What are the limitations on the radial wavefunction for electron in an atom?

For instance, of the following, which cannot be the radial wave function, and why?

1.) e^{-r}
2.) \sin(br)
3.) \frac{1}{r}

Thanks!

 

[dextercioby]

What are the limitations on the radial wavefunction for electron in an atom?

For instance, of the following, which cannot be the radial wave function, and why?

1.) e^{-r}
2.) \sin(br)
3.) \frac{1}{r}

Thanks!

For an eigenfunction of the hamiltonian to describe physically acceptable states,it needs some requirements:
a)Continuous oner the entire domain (0,+oO)
b)Annulation in asymptotic limit (condition for bound states)
c)Lebesgue square integrabilty.

The only function of your three to have them all is 1),but 2) describes scattering states for the electrons of the atom.It doesn't annulate in asymptotic limit (r->+oO) and is not Labesgue square integrable.But it is an eigenfunction of the Hamiltonian.Because it's not normalizable,it does not fulfill the requirement expressed in the first postulate,therefore it cannot describe quantum states with discrete spectrum for the Hamiltonian.These functions can be normalized in Dirac generalized sens,implying distributions.

Daniel.

 

[R0man]

The radial wavefunction for an electron in an atom is limited by the principles of quantum mechanics. One of the main limitations is that the wavefunction must be continuous and finite at all points in space. This means that it cannot have any sudden changes or discontinuities, and it must approach zero as the distance from the nucleus increases.

Based on this limitation, the first option, e^{-r}, cannot be the radial wavefunction because it does not satisfy the requirement of being finite at all points.

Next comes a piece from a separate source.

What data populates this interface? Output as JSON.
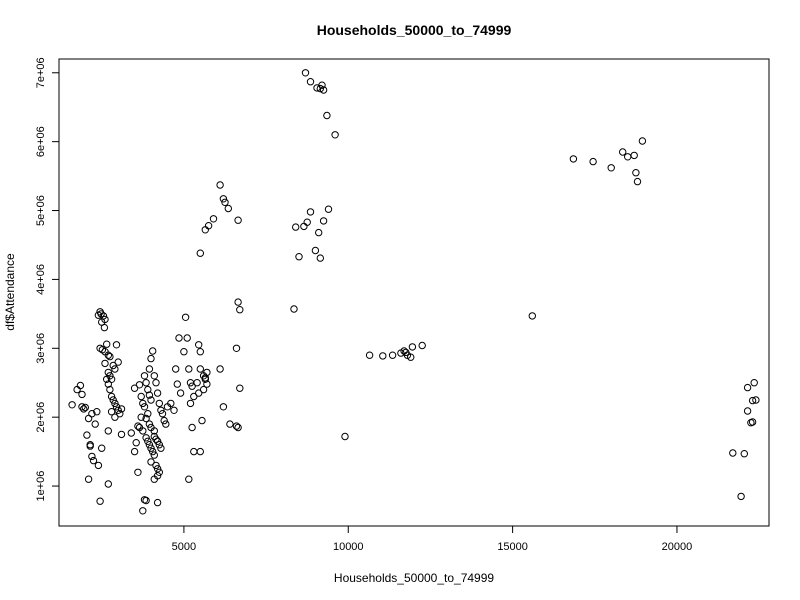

As r approaches infinity, e^{-r} approaches zero, but it never actually reaches zero. This means that the wavefunction would not be continuous and would not satisfy the principles of quantum mechanics.

The second option, \sin(br), could potentially be a valid radial wavefunction. However, it would only be valid for certain values of b. If b is too large, the wavefunction would not approach zero at large distances and would violate the continuity requirement. So while \sin(br) could be a valid wavefunction, it is limited by the value of b.

The third option, \frac{1}{r}, is not a valid radial wavefunction because it does not satisfy the requirement of being finite at all points. As r approaches zero, \frac{1}{r} approaches infinity, which is not physically possible. This also violates the continuity requirement and therefore cannot be a valid wavefunction.

Overall, the limitations on the radial wavefunction for an electron in an atom ensure that it accurately describes the behavior of the electron and follows the principles of quantum mechanics. These limitations play a crucial role in understanding the electronic structure of atoms and molecules.